Monday 10 December 2012

Poverty, Pareto and trapdoors

On the evening of George Osborne's Autumn Statement, in which he announced an effective cut in welfare payments, Rachael Reeves, Labour Shadow Chief Secretary to the Treasury, roundly and rightly condemned the proposal on television's Newsnight.  Yet when asked, repeatedly, whether Labour would therefore vote against the proposals, and reverse them if they regained power, she slipped into a predicable mantra of evasions:  that was a matter for  her boss, the Shadow Chancellor; she hadn't yet seen the details in the bill; no-one could predict the circumstances of the future; etc.  Asked a similar question of Radio 4's "Any Questions" Chuka Umunna, another member of the Labour  Shadow Cabinet, launched into an identical, presumably  "on message," evasive litany.

At the other end of the political spectrum Tory Treasury Minister David Gauke, interviewed on Radio 4's Today programme, found it impossible to condemn the Starbucks coffee chain for the astonishing fact that over ten years or so they have paid hardly any profits tax in the UK.

So the poor get hammered with no champion to stick up  for them, and the rich get  velvet glove treatment


Surely the time will come, if it is not already here, when the bottom 20% of our society,  the "underclass" (I dislike the term but can't think of another), will conclude that this "democracy" does not work for "us."

It's a long time since I studied  Pareto's Theory of Elites, but I remember being taught that society is in the shape of a large triangle with an elite at the top, who form  a smaller triangle which makes the rules.  If this little triangle is separated from the rest by an impenetrable barriers, the able and ambitious people in the lower part rise to the barrier but can't get though it , and they become rebellious  unstable as their ambitions are frustrated.  Historically the UK had  a "trapdoor" through which these able people could pass into the ruling group (Wolsey was the son of a butcher, Thomas Cromwell was a blacksmith's boy), so the British system survived. The French had no such trapdoor, so they had a revolution.

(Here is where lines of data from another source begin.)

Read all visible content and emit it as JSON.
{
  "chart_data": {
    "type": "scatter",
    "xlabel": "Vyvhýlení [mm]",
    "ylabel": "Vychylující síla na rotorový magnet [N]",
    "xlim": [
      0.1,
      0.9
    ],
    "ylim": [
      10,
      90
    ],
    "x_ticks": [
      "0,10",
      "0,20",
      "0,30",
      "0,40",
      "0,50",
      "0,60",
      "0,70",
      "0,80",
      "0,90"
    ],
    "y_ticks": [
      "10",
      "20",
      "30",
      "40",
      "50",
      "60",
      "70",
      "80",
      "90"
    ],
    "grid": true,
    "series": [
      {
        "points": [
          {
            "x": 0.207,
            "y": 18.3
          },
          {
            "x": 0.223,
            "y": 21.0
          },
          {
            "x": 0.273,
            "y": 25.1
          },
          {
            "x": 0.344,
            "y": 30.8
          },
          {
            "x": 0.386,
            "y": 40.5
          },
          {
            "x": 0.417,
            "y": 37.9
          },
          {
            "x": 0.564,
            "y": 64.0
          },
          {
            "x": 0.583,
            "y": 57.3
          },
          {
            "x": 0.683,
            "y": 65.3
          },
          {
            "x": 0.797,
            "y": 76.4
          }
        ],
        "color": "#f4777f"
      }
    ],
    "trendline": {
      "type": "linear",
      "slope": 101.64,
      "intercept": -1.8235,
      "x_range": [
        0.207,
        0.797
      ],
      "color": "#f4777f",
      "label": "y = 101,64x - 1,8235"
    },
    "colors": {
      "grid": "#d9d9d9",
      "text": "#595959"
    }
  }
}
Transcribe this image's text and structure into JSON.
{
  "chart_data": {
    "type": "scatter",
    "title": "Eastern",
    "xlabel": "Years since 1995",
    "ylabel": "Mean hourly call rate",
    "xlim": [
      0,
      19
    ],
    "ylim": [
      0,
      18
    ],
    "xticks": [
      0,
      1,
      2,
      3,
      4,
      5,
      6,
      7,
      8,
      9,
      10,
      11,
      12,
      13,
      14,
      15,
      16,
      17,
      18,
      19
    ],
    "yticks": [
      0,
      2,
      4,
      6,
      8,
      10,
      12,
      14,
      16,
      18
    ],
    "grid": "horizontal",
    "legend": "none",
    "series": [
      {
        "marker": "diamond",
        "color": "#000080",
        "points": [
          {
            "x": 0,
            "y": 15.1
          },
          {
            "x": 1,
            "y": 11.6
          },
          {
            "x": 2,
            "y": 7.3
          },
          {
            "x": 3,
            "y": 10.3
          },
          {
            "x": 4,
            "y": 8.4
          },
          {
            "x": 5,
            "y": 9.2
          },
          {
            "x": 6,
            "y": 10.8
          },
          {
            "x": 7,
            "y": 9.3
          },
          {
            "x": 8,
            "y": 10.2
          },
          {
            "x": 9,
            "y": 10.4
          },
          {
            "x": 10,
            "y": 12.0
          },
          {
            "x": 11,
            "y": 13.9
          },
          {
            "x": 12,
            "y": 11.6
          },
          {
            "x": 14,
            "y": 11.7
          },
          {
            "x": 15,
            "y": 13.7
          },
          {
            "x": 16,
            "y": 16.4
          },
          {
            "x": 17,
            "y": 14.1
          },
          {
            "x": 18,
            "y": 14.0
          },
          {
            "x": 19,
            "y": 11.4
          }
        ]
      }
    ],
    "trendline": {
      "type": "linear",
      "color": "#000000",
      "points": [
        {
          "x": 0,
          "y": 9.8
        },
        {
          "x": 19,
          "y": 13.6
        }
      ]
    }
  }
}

Perhaps the trapdoor into the elite still exists: after all Eric Pickles sits in the Cabinet among the Old Etonians.  And it would be wrong to claim that , like Tawney's famous "tadpoles of character and capacity" (see p142, Equality, Allen and Unwin, 1931), the more enterprising of the underclass cannot escape their  situation and rise to be the equivalent of frogs. Yet if the overwhelming majority feel trapped, despised and not only excluded from what is normal in our society, but actually forced to take the punishment  for its failings, then surely instability is on its way.

In the leaders' debates before our 2010 general election Nick Clegg warned  of riots if the inequality  and unfairness in our society persisted.  The low turnout in recent elections demonstrates that confidence in the democratic system is rapidly fading.   Political leaders in every party  need to take a long hard look at the society they are helping to create before the people at the bottom take some version of "justice" into their own hands.

1 comment:

  1. But surely Peter in the BIG society 'we are all in it together'?